Kevin has been climbing since he was born. At first, it was fences, cupboards, ladders and trees. At age 14, Kevin stepped foot in Vertex Climbing Center and never looked back. "Climbing was always a very natural thing for me to do, so when I found rock climbing, it felt perfect. I can't imagine a sport that fits my personality any better."

Kevin quickly joined the ranks of Team Vertex and began traveling on the youth competition circuit. "I remember driving every weekend to a different competition, always hungry to improve on my last result." By 2001, Kevin began winning National level competitions for his age category and traveling to the Youth World Championships in Europe. "Competition climbing had a huge influence on my climbing style.
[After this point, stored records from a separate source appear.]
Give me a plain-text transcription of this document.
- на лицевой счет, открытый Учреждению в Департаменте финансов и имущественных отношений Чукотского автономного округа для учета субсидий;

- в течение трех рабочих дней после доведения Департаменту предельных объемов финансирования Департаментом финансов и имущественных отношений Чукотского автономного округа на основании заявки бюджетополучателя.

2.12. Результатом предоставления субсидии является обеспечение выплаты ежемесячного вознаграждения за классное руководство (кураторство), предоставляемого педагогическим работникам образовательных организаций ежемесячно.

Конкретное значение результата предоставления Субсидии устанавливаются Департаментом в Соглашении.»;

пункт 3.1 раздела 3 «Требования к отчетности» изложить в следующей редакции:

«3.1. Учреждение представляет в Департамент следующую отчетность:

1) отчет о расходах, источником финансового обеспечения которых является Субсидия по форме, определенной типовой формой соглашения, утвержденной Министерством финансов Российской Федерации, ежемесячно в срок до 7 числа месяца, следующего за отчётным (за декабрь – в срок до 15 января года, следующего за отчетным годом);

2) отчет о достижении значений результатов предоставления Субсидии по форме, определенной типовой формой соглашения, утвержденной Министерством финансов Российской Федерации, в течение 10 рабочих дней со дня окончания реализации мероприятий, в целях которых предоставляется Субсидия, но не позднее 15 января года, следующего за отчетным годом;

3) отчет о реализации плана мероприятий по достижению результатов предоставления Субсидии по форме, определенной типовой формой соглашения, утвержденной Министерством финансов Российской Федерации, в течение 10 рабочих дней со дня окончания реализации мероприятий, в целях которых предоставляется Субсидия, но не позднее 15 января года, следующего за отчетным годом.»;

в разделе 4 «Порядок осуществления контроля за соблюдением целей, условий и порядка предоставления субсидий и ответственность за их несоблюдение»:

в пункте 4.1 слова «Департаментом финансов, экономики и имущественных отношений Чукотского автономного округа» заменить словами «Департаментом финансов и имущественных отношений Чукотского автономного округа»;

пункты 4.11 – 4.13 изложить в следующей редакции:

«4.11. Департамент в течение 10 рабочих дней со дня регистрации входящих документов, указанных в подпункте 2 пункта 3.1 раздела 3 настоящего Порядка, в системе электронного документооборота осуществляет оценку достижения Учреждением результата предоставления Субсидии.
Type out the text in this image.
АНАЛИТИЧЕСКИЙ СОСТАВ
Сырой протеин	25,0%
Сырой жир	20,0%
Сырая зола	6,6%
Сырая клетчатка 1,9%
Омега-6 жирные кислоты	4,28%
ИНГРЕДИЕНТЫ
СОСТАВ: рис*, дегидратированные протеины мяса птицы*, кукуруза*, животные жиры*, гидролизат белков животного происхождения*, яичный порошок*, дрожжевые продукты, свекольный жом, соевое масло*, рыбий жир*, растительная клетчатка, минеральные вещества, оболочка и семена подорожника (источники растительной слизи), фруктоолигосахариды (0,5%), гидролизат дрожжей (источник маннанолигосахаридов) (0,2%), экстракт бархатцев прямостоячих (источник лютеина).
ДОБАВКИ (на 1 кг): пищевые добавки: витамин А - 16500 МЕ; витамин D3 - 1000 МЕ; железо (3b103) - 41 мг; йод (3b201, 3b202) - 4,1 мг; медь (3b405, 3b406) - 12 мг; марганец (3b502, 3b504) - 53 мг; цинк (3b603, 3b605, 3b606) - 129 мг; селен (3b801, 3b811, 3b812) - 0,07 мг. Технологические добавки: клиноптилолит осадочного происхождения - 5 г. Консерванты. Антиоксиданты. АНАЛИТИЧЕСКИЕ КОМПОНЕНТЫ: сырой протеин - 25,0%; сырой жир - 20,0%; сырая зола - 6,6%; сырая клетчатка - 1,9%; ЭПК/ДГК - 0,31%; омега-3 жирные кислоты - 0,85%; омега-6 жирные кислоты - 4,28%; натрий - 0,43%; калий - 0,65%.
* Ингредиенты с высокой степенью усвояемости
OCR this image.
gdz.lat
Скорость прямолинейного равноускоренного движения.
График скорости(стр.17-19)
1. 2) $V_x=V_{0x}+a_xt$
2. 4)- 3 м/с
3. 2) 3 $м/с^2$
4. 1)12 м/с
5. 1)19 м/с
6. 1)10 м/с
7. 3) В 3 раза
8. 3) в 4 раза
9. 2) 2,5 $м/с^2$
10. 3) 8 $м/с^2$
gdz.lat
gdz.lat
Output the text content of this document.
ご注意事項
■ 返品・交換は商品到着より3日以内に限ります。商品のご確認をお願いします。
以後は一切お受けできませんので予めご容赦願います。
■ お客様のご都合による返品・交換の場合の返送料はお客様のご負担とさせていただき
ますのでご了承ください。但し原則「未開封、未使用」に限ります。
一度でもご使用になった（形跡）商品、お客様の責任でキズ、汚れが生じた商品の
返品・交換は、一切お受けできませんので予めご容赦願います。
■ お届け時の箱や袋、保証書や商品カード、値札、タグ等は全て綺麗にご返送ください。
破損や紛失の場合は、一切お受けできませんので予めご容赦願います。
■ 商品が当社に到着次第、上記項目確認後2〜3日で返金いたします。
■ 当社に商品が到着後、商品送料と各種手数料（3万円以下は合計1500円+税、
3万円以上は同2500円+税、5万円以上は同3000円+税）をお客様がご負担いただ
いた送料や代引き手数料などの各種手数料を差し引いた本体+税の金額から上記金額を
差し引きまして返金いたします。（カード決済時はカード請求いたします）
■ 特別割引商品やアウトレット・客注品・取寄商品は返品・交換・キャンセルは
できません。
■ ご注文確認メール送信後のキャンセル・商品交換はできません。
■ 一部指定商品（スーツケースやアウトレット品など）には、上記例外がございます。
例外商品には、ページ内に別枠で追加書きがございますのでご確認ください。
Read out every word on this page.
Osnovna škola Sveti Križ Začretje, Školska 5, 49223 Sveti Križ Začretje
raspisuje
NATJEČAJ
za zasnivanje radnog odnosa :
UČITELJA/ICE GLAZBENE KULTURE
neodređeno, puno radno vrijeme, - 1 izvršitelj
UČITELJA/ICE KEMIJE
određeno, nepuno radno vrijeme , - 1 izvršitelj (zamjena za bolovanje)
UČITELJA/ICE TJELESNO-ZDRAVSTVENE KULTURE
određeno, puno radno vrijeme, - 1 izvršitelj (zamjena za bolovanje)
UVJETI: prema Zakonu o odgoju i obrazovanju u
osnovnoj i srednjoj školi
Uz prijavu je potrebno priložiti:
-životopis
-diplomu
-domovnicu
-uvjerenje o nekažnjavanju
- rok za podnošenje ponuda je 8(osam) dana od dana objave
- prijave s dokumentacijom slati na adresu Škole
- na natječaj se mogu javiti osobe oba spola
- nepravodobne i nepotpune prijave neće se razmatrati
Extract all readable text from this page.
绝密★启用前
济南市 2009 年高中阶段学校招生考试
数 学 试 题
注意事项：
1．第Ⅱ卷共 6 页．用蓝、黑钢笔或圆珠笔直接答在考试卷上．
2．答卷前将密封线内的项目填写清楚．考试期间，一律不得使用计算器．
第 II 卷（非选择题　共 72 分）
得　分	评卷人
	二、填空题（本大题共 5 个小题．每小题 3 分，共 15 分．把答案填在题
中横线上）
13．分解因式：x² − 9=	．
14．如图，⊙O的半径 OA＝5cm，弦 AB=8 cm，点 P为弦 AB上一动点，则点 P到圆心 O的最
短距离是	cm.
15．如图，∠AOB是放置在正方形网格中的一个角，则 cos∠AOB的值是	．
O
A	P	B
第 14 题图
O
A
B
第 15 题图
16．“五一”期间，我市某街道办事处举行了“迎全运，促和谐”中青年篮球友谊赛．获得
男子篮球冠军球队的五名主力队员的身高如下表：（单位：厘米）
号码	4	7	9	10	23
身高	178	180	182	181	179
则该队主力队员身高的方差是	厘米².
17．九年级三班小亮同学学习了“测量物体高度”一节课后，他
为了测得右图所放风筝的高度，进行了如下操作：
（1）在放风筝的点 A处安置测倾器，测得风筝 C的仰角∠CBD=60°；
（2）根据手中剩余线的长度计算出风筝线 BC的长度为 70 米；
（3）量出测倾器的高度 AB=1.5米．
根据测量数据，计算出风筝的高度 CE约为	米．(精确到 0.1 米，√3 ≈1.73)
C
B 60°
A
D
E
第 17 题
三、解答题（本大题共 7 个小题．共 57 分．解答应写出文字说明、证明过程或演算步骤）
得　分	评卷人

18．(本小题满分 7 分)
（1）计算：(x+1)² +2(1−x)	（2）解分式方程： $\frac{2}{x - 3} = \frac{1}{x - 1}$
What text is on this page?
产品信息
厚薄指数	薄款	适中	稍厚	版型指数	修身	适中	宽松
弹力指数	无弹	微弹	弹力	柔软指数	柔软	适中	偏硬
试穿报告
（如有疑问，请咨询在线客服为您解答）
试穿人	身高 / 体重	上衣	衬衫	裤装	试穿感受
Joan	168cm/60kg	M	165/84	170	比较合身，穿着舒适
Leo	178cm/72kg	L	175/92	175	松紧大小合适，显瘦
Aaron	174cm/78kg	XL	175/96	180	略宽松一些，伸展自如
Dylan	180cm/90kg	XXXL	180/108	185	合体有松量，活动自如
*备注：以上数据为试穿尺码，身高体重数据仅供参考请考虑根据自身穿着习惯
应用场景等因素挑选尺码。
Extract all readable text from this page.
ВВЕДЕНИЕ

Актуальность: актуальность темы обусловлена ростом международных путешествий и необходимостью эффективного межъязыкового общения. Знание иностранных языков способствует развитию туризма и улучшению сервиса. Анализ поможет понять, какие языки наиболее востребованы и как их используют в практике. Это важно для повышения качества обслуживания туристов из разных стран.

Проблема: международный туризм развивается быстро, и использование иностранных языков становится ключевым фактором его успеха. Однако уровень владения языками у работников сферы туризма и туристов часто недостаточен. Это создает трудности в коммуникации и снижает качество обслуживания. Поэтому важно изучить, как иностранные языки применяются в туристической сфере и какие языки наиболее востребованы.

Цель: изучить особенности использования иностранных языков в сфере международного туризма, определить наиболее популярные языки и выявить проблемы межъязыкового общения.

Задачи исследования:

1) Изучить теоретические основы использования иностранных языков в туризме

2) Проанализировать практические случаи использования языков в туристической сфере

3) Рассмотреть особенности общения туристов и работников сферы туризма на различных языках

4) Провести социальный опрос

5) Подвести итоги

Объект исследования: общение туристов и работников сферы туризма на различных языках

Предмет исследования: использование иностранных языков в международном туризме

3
I learned quickly that you only have one chance to succeed, so you need to make your efforts count. I've applied that same mentality to highball bouldering and all hard climbing in general."

Kevin stopped competing around 2002 and began to focus entirely on outdoor climbing. Since then, Kevin has gained a reputation for establishing cutting edge highball boulder problems across the globe, from California to Colorado to South Africa. Not limited to highball bouldering, Jorgeson has climbed several v14 boulder problems, including Ode to the Modern Man in Colorado, The Swarm in California, The Mandala Sit Start in California, and the second rope-less ascent of The Fly in New Hampshire. In England, together with Matt Segal and Alex Honnold, Jorgeson made headlines by quickly repeating many of the country's most feared and dangerous routes, including The Groove (E10), The Promise (E10), Meshuga (E9) and others Most recently, Jorgeson applied all of his experience and preparation for his most dangerous and memorable first ascent to date, Ambrosia, a 45' 5.14 free solo in Bishop, CA.

Most recently, Kevin has spent the past three years with Tommy Caldwell attempting to free climb The Dawn Wall on El Capitan in Yosemite, CA. With 7 pitches of 5.14-5.14+ and countless pitches of 5.13, it stands to become the hardest big wall free climb in the world if completed. 

In 2009, Kevin co-founded PCI and began installing climbing programs into schools and Boys and Girls Clubs in Sonoma, CA. Since then, Kevin has been organizing and teaching climbing clinics to kids across the country. "To me, there is nothing more inspiring than sharing my passion and experience with others. I look forward to growing the PCI Pro Clinic Series to include venues and athletes across the globe."